In his October 13 op-ed essay, “How to Stop the Drop in Home Values,” Feldstein acknowledges the obvious objection to permanent reductions in homeowners’ mortgage debt: “Voters don’t want their tax dollars used to help some homeowners who could afford to pay their mortgages but choose not to because they can default instead, and simply walk away. And voters don’t want to provide any more help to the banks that made loans that have gone sour.” The former objection is a moral one: it is unfair to those who paid their mortgages to subsidize those who have not (for whatever reason). The latter objection is political: banks were made whole by the TARP program, and don’t need more help. (An offsetting argument is that irresponsible lenders were bailed out, while their customers have been held responsible for the last cent of unfair loans.)

But Feldstein focuses on the practical problem. American homeowners’ net worth has been reduced $9 trillion since 2006, when the housing market peaked—$1 trillion of that in the last fiscal year. That depresses consumer spending, and prolongs and deepens the recession. House prices continue to fall because of defaults. Nearly 15 million homeowners owe more on their mortgages than their houses are now worth, he writes. So long as that is the case and jobs are scarce, the incentive to default is huge, particularly because lenders then end up with a house (worth far less than the nominal loan), and nothing else. Repeated endlessly, this is a formula for devaluation and recession as far as the eye can see. Even those homeowners who pay their mortgage debt but cannot sell their properties cannot move to a new job—part of the U.S. economy’s traditional adaptiveness—nor can those who have “underwater” loans tap home equity to start businesses or make investments.

Feldstein proposes a grand swap:

To halt the fall in house prices, the government should reduce mortgage principal when it exceeds 110 percent of the home value. About 11 million of the nearly 15 million homes that are “underwater” are in this category. If everyone eligible participated, the one-time cost would be under $350 billion.

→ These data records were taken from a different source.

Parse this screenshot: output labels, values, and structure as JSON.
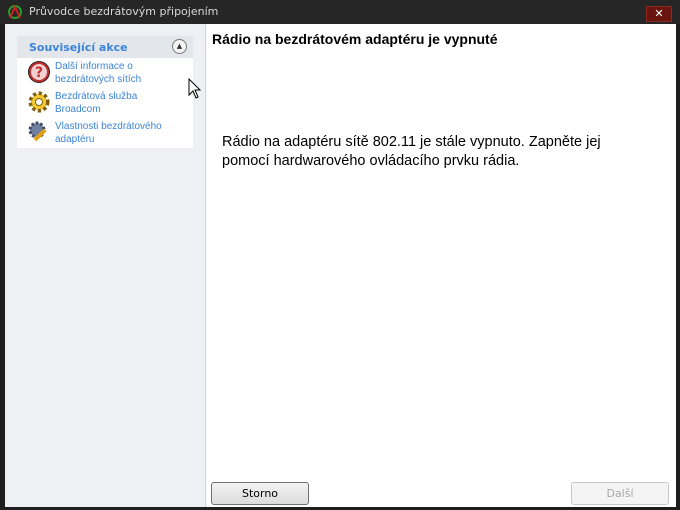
{
  "window": {
    "title": "Průvodce bezdrátovým připojením",
    "close_label": "✕"
  },
  "sidebar": {
    "title": "Související akce",
    "items": [
      {
        "label_1": "Další informace o",
        "label_2": "bezdrátových sítích",
        "icon": "help-icon"
      },
      {
        "label_1": "Bezdrátová služba",
        "label_2": "Broadcom",
        "icon": "gear-icon"
      },
      {
        "label_1": "Vlastnosti bezdrátového",
        "label_2": "adaptéru",
        "icon": "settings-wrench-icon"
      }
    ]
  },
  "main": {
    "heading": "Rádio na bezdrátovém adaptéru je vypnuté",
    "message": "Rádio na adaptéru sítě 802.11 je stále vypnuto. Zapněte jej pomocí hardwarového ovládacího prvku rádia."
  },
  "buttons": {
    "cancel": "Storno",
    "next": "Další"
  }
}
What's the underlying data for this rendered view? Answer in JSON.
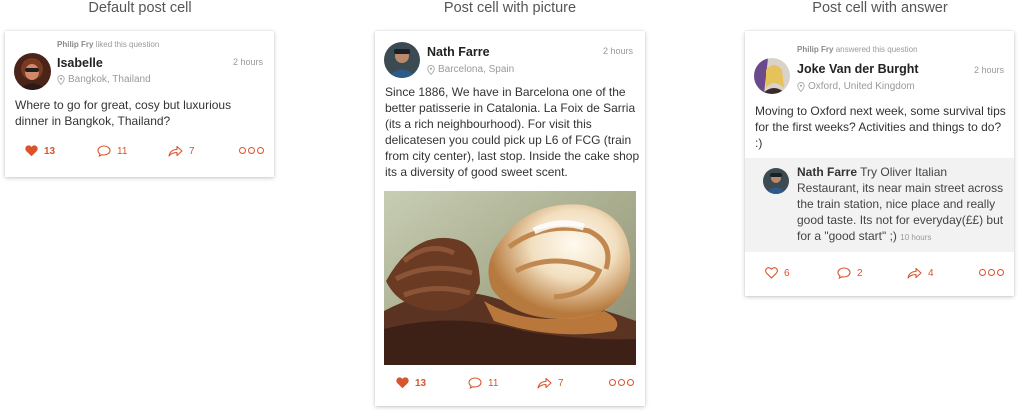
{
  "headings": {
    "default": "Default post cell",
    "picture": "Post cell with picture",
    "answer": "Post cell with answer"
  },
  "colors": {
    "accent": "#d9532c",
    "card_bg": "#ffffff",
    "answer_bg": "#f2f2f2"
  },
  "cards": {
    "default": {
      "liked_by_name": "Philip Fry",
      "liked_by_action": "liked this question",
      "author": "Isabelle",
      "location": "Bangkok, Thailand",
      "time": "2 hours",
      "text": "Where to go for great, cosy but luxurious dinner in Bangkok, Thailand?",
      "likes": "13",
      "comments": "11",
      "shares": "7",
      "liked": true
    },
    "picture": {
      "author": "Nath Farre",
      "location": "Barcelona, Spain",
      "time": "2 hours",
      "text": "Since 1886, We have in Barcelona one of the better patisserie in Catalonia. La Foix de Sarria (its a rich neighbourhood). For visit this delicatesen you could pick up L6 of FCG (train from city center), last stop. Inside the cake shop its a diversity of good sweet scent.",
      "likes": "13",
      "comments": "11",
      "shares": "7",
      "liked": true,
      "image_icon": "cake-photo"
    },
    "answer": {
      "answered_by_name": "Philip Fry",
      "answered_by_action": "answered this question",
      "author": "Joke Van der Burght",
      "location": "Oxford, United Kingdom",
      "time": "2 hours",
      "text": "Moving to Oxford next week, some survival tips for the first weeks? Activities and things to do? :)",
      "answer_author": "Nath Farre",
      "answer_text": "Try Oliver Italian Restaurant, its near main street across the train station, nice place and really good taste. Its not for everyday(££) but for a \"good start\" ;)",
      "answer_time": "10 hours",
      "likes": "6",
      "comments": "2",
      "shares": "4",
      "liked": false
    }
  }
}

That would be painful for lenders—banks and the federal housing lenders would have to recognize huge losses they have deferred (but will ultimately recognize if they take possession through foreclosure and have to sell the houses at depressed values). But to make the bargain fairer, Feldstein proposes a clever mechanism:

If the bank or other mortgage holder agrees, the value of the mortgage would be reduced to 110 percent of the home value, with the government absorbing half of the cost of the reduction and the bank absorbing the other half….And in exchange for this reduction in principal, the borrower would have to accept that the new mortgage had full recourse — in other words, the government could go after the borrower’s other assets if he defaulted on the home. This would all be voluntary.

In other words, lenders and borrowers both sacrifice—but maybe recession is averted and the country moves closer to a real economic recovery. As Feldstein concludes,

I cannot agree with those who say we should just let house prices continue to fall until they stop by themselves. Although some forest fires are allowed to burn out naturally, no one lets those fires continue to burn when they threaten residential neighborhoods. The fall in house prices is not just a decline in wealth but a decline that depresses consumer spending, making the economy weaker and the loss of jobs much greater. We all have a stake in preventing that.

Whether there is an audience for Feldstein’s prescription in today’s highly polarized political environment is uncertain. But the idea, and its source, are intriguing.